Even Negative Results Are Useful

I’ve hesitated to publish this post, as I don’t want readers to get the wrong idea. I don’t want you feel sorry for me, and I’m not ‘brave’ for writing it (see Kelly Sundberg’s blog post for some of the hidden connotations of being called brave). I don’t need some kind of intervention: I have two excellent doctors looking after me, good friends who know what’s going on, and—most importantly—the unwavering support of my partner.

So why post it at all?

Because I think public dialogue generally avoids discussion of the dark side of our personal lives, of the aspects that we can’t spin as positive. I know I’ve gotten in the habit of writing blog posts with a positive—if thoughtful—bent. But I think it’s important that we share stories of negative experiences as well, as they reflect the reality of our human existence and can provide solace or guidance to others who find themselves in the same boat.

It’s similar to what’s happened in science. Recent analyses find that scientific journal articles are biased towards positive results. We rarely publish negative or neutral results, as most journals won’t accept them. But without them, we’re missing an important building block for scientific thought. We’re limiting our ability to push science forward because we have incomplete information.

On a personal level, then, we limit our ability to understand others and determine how to make our way in the world if the only stories we rely on are positive.

Yesterday I came across a quote in Kathleen Dean Moore’s Holdfast that resonated with me:

“We must love life before loving its meaning…[but] if love of life disappears, no meaning can console us.” –Fyodor Dostoevsky

I have to admit: lately I’ve been finding it a struggle to love life.

The past few weeks have been decidedly non-coastal. The cold weather and snow that arrived at the beginning of December was followed by weeks of cool temperatures and additional snowfalls. Our yard is still snow-covered, though parts of it are more ice than snow.

I’ve enjoyed the sunshine and clear nights this weather has brought. The birds seem to be enjoying it as well, singing their hearts out every morning in the sun. At night the stars glitter sharply in the crystal clear sky, under which the dogs play their chase games.

While I love the weather, the dogs’ joy in playing in the snow, the crisp air and sunshine, somehow it’s not enough. The days march by at a snail’s pace, with nothing to show for themselves but a line through each box on the calendar.

As Olivia Lang writes in The Lonely City,

“…we are fed the notion that all difficult feelings—depression, anxiety, loneliness, rage—are simply a consequence of unsettled chemistry, a problem to be fixed, rather than a response to structural injustice or, on the other hand, to the native texture of embodiment, of doing time…in a rented body, with all the attendant grief and frustration that entails.”

I suspect Laing is right about our tendency to avoid difficult feelings. Even writing this blog post is anathema to what society expects, which is that we deal with those negative thoughts quickly, in any way possible, to be rid of them and not bother other people.

However, I think it’s important sometimes that we sit with those feelings. Poke them to see how substantial they are. Trace their outlines, and try to divine their origin. See how they change our perception of the world.

I can’t avoid these feelings when they arise, as they represent the down phase of my illness. There is no miracle treatment that will immediately do away with them. Rather, I must ride them out and remember that they, too, will pass. While this fact can be tough to accept emotionally, it’s borne out by my past experience and the advice of my doctors.

What becomes important, then, is not so much how we’re feeling as what we do about it.
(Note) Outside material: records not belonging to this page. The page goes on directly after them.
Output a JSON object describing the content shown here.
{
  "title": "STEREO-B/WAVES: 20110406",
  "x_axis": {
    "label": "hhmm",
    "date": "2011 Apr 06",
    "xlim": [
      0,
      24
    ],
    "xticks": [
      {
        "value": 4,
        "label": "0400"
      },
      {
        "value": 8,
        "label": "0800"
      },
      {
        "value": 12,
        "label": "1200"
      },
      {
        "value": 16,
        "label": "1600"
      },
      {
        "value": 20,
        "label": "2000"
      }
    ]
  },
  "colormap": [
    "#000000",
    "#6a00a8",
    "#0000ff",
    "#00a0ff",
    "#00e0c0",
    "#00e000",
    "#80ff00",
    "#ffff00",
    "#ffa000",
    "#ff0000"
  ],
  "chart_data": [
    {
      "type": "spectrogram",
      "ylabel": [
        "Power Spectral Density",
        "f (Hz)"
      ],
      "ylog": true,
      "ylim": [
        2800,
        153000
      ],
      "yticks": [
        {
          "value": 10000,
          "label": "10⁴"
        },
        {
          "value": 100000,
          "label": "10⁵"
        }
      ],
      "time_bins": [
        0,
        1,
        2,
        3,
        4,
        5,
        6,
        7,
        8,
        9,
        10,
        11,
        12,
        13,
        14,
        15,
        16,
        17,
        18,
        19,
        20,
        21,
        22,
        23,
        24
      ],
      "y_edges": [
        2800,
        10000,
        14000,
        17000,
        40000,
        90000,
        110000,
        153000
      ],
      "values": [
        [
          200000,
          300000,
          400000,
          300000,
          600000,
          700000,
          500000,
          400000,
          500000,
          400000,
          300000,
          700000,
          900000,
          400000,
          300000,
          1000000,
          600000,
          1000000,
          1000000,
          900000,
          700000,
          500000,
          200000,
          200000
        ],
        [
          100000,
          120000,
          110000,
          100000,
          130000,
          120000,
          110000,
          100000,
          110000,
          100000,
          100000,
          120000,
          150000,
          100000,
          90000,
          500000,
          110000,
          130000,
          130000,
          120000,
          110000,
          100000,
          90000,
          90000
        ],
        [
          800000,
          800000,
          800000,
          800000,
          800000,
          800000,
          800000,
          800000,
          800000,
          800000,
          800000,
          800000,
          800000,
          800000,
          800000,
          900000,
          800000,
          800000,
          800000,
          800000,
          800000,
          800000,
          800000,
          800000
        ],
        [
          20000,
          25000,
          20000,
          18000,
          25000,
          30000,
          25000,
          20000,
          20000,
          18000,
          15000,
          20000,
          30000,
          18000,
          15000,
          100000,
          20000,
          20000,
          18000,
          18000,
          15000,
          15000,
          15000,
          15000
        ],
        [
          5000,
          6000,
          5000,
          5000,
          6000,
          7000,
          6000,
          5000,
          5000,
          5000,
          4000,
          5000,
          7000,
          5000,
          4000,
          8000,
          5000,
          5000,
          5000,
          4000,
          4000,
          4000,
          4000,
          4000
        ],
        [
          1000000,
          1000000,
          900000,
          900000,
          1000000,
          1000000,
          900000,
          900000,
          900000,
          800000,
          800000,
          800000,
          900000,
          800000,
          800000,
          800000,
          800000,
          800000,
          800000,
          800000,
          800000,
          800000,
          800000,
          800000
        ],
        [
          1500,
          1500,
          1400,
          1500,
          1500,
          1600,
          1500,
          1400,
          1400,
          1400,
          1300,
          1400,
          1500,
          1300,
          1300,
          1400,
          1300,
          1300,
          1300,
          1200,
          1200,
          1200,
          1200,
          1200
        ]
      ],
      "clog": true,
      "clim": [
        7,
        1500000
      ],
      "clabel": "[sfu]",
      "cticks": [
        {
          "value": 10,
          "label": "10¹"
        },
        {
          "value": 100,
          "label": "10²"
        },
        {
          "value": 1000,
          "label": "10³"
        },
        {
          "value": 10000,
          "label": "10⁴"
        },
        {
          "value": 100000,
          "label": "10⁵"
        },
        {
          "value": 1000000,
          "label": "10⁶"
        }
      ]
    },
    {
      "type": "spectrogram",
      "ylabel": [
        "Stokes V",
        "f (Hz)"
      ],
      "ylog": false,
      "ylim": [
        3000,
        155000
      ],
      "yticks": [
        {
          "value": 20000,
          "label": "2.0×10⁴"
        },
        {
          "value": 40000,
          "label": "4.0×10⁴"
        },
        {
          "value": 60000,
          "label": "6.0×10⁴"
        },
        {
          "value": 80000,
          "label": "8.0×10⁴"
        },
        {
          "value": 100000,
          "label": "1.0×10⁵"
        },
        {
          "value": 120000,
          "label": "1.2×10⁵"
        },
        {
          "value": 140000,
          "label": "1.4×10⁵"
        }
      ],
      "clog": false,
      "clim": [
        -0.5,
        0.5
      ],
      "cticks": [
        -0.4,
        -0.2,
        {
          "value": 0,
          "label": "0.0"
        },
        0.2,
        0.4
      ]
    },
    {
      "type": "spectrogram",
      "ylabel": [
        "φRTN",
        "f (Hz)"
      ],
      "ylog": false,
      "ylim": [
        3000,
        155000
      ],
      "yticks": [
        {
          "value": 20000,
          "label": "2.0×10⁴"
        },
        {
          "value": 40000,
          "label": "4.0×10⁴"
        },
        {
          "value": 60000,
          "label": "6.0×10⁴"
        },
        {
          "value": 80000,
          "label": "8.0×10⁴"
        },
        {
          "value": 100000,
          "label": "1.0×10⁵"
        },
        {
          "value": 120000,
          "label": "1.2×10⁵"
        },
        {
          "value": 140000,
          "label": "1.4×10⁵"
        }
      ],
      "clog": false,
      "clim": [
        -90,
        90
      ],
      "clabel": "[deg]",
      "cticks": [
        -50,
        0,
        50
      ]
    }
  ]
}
This is the point of connection with others, where we can share our coping mechanisms and learning new ones from others. As May Sarton wrote in her memoir Journal of a Solitude:

“The reasons for depression are not so interesting as the way one handles it, simply to stay alive.”

To handle this low, I’ve tried my usual tricks: knitting, photography, writing, and limiting my online time. I’ve added new tools to my arsenal: riding my bike on the indoor trainer, training the dogs, reading more purposefully.

Right now nothing seems to stick. Some tasks provide a temporary boost in mood (which is fantastic), but I feel I’m living what I wrote in my last blog post: going through the motions, with nothing helping (yet) to provide the solid footing I need to climb out of this hole.

Despite the challenges, I’m doing my best to love life and find meaning in even the smallest of things. Things like our boy Cosmo, concentrating hard and giving it his all when we’re training, or capturing an image of a single maple leaf trapped in the ice at Butchart Gardens’ Japanese garden. By finding one good thing in each day, I know the days will add up to something more than just a series of lines on the calendar, building a structure that reveals the meaning in life.

Even writing this post has helped.

Instead of hiding that I don’t feel well as though it’s some shameful secret, I can shine a light on it and talk rationally about not feeling well and ways to address it. Perhaps my struggles are helpful to others who are struggling also. Or perhaps someone has some advice for me.

Whatever the outcome, it’s a small step forward to incorporating both the positive and negative of life into our public discourse.